When we talk about the language of the eyes, we are not just referring to the eyeball and pupil. The great expressive power of our gaze is built mainly on an extremely complex network of nerves and muscles that intervene in the movement of the eyebrows, the blinking of the eyes, the movement of the temples, etc.

  • All of this reflects the emotional activation of each moment, in which the blinking of the eyes also plays a role. For example, it is known that when something surprises us, makes us angry, or even angry, we tend to blink much more.
  • At the same time, it’s also common to blink a lot when we’re interacting with someone we care about or when we’re thinking about a lot of things at the same time.

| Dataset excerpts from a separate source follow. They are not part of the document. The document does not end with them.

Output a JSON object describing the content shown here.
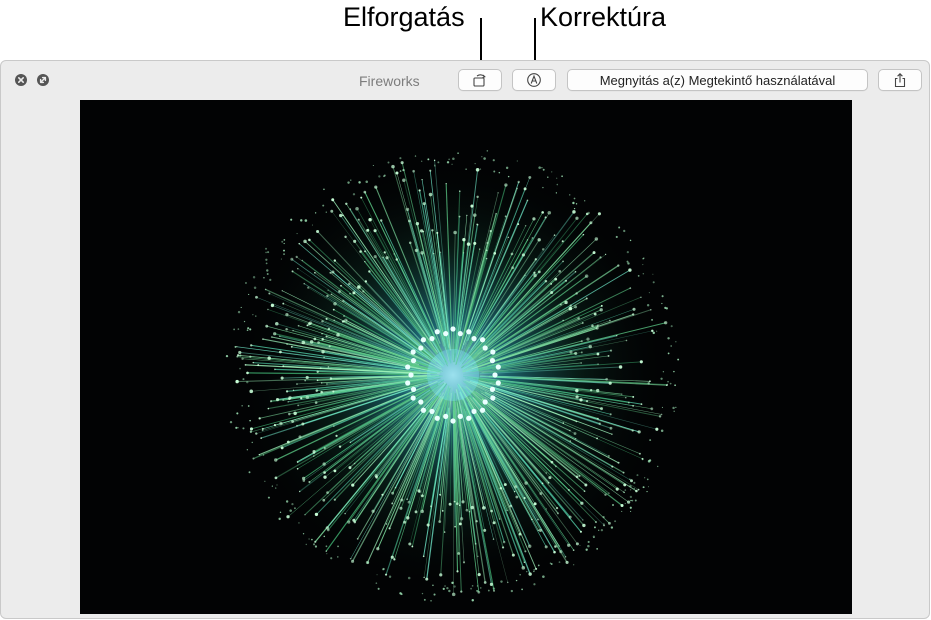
{
  "callouts": {
    "rotate": "Elforgatás",
    "markup": "Korrektúra"
  },
  "window": {
    "title": "Fireworks",
    "open_with_label": "Megnyitás a(z) Megtekintő használatával"
  },
  "icons": {
    "close": "close-icon",
    "fullscreen": "fullscreen-icon",
    "rotate": "rotate-icon",
    "markup": "markup-pen-icon",
    "share": "share-icon"
  },
  "colors": {
    "firework_green": "#5fd08a",
    "firework_cyan": "#7fe9ff",
    "background": "#020304"
  }
}
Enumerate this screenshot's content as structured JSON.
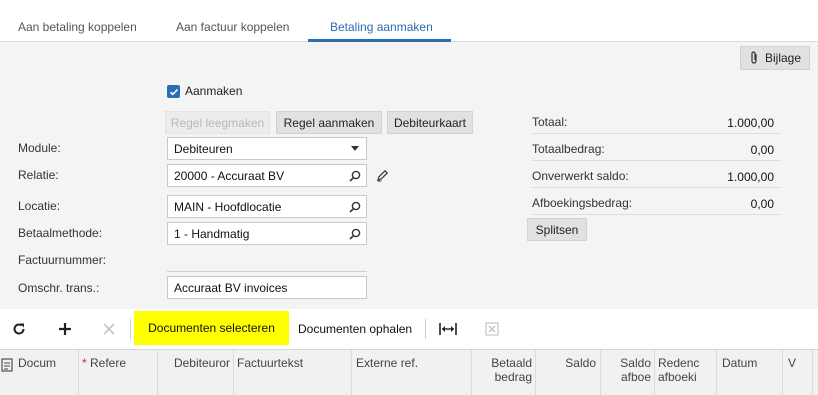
{
  "tabs": [
    {
      "label": "Aan betaling koppelen"
    },
    {
      "label": "Aan factuur koppelen"
    },
    {
      "label": "Betaling aanmaken"
    }
  ],
  "attachment_button": {
    "label": "Bijlage",
    "icon": "paperclip-icon"
  },
  "checkbox": {
    "label": "Aanmaken",
    "checked": true
  },
  "actions": {
    "clear_rule": "Regel leegmaken",
    "create_rule": "Regel aanmaken",
    "debtor_card": "Debiteurkaart"
  },
  "form": {
    "module": {
      "label": "Module:",
      "value": "Debiteuren"
    },
    "relation": {
      "label": "Relatie:",
      "value": "20000 - Accuraat BV"
    },
    "location": {
      "label": "Locatie:",
      "value": "MAIN - Hoofdlocatie"
    },
    "payment_method": {
      "label": "Betaalmethode:",
      "value": "1 - Handmatig"
    },
    "invoice_number": {
      "label": "Factuurnummer:",
      "value": ""
    },
    "description": {
      "label": "Omschr. trans.:",
      "value": "Accuraat BV invoices"
    }
  },
  "totals": [
    {
      "label": "Totaal:",
      "value": "1.000,00"
    },
    {
      "label": "Totaalbedrag:",
      "value": "0,00"
    },
    {
      "label": "Onverwerkt saldo:",
      "value": "1.000,00"
    },
    {
      "label": "Afboekingsbedrag:",
      "value": "0,00"
    }
  ],
  "split_button": "Splitsen",
  "toolbar": {
    "select_documents": "Documenten selecteren",
    "fetch_documents": "Documenten ophalen"
  },
  "grid_columns": {
    "docum": "Docum",
    "refer": "Refere",
    "debtor": "Debiteuror",
    "invoice_text": "Factuurtekst",
    "external_ref": "Externe ref.",
    "pay_amount_1": "Betaald",
    "pay_amount_2": "bedrag",
    "balance": "Saldo",
    "balance_wo_1": "Saldo",
    "balance_wo_2": "afboe",
    "reason_1": "Redenc",
    "reason_2": "afboeki",
    "date": "Datum",
    "v": "V"
  },
  "colors": {
    "accent": "#2a6fb0",
    "highlight": "#ffff00"
  }
}
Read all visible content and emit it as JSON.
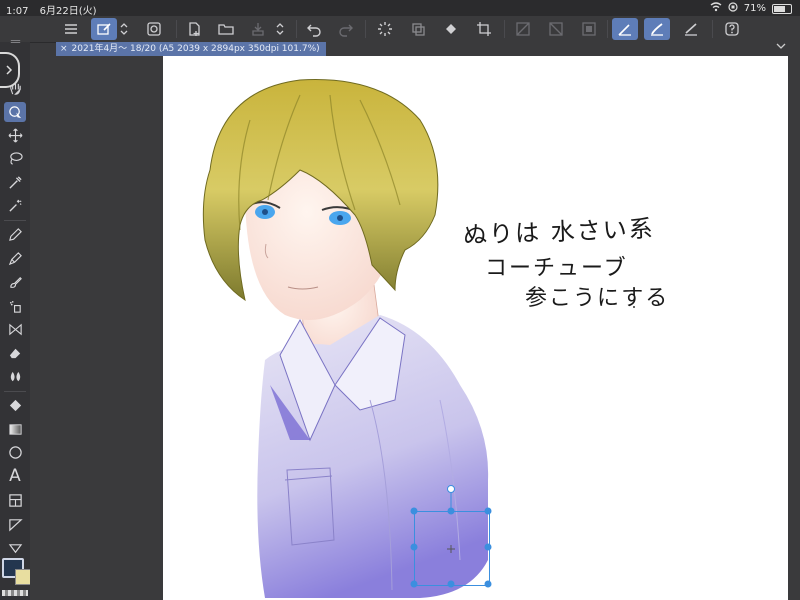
{
  "status_bar": {
    "time": "1:07",
    "date": "6月22日(火)",
    "battery": "71%"
  },
  "document_tab": {
    "close_label": "×",
    "title": "2021年4月～ 18/20 (A5 2039 x 2894px 350dpi 101.7%)"
  },
  "canvas_text": {
    "line1": "ぬりは 水さい系",
    "line2": "コーチューブ",
    "line3": "参こうにする"
  },
  "left_tools": {
    "text_tool_glyph": "A"
  },
  "colors": {
    "main_color": "#24364f",
    "sub_color": "#e8dea0",
    "accent": "#5b74a8",
    "selection": "#3b8fdf"
  }
}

This may all seem contradictory, but it’s worth knowing that this act of blinking more intensely than usual is a mechanism that puts the brain in motion when we feel more nervous than usual. So if we want to read others’ emotions through their eyes, it’s important to focus on the context or conversation we’re having at that moment.

human eye seen up close

The language of pupils

Our pupils dilate when we see something stimulating or we are in a low-light environment.  If we feel attracted to something or someone, the pupil fills up like a full moon, huge and illuminated by this emotion, this power of attraction. However, when we feel offended or see something that makes us angry or upset, the pupil contracts.

visual sync

Reading the emotions of people we care about is something everyone would like to be able to master. However, sometimes it is not necessary to be an expert in non-verbal language to realize the harmony we can establish at a given moment with a friend, with the person we are attracted to, or even with a family member.

A curious fact about this theme that specialists explain to us is that when two people “connect”, a visual synchrony is also established, that is, visual gestures mimic each other and the same microexpressions begin to appear.

Sideways glances: shy and liars

Everyone has been through this situation at some point in their lives. Maybe when we talk to a child or someone very insecure. Instead of maintaining direct eye contact, eyes are turned to the sides, in the corners where they don’t meet our face, in those spaces where we are sideways, where shyness takes refuge…

However, it is important to point out that the lying personality also has shy eyes. It’s not as obvious as when we’re dealing with a shy profile or social anxiety. Therefore, we must turn our full attention when reading other people’s emotions and intentions.

man and woman looking each other in the eye

To conclude, as we could deduce,  looks convey an important and extremely wide variety of social and emotional information that sometimes escapes us and is not always easy to interpret.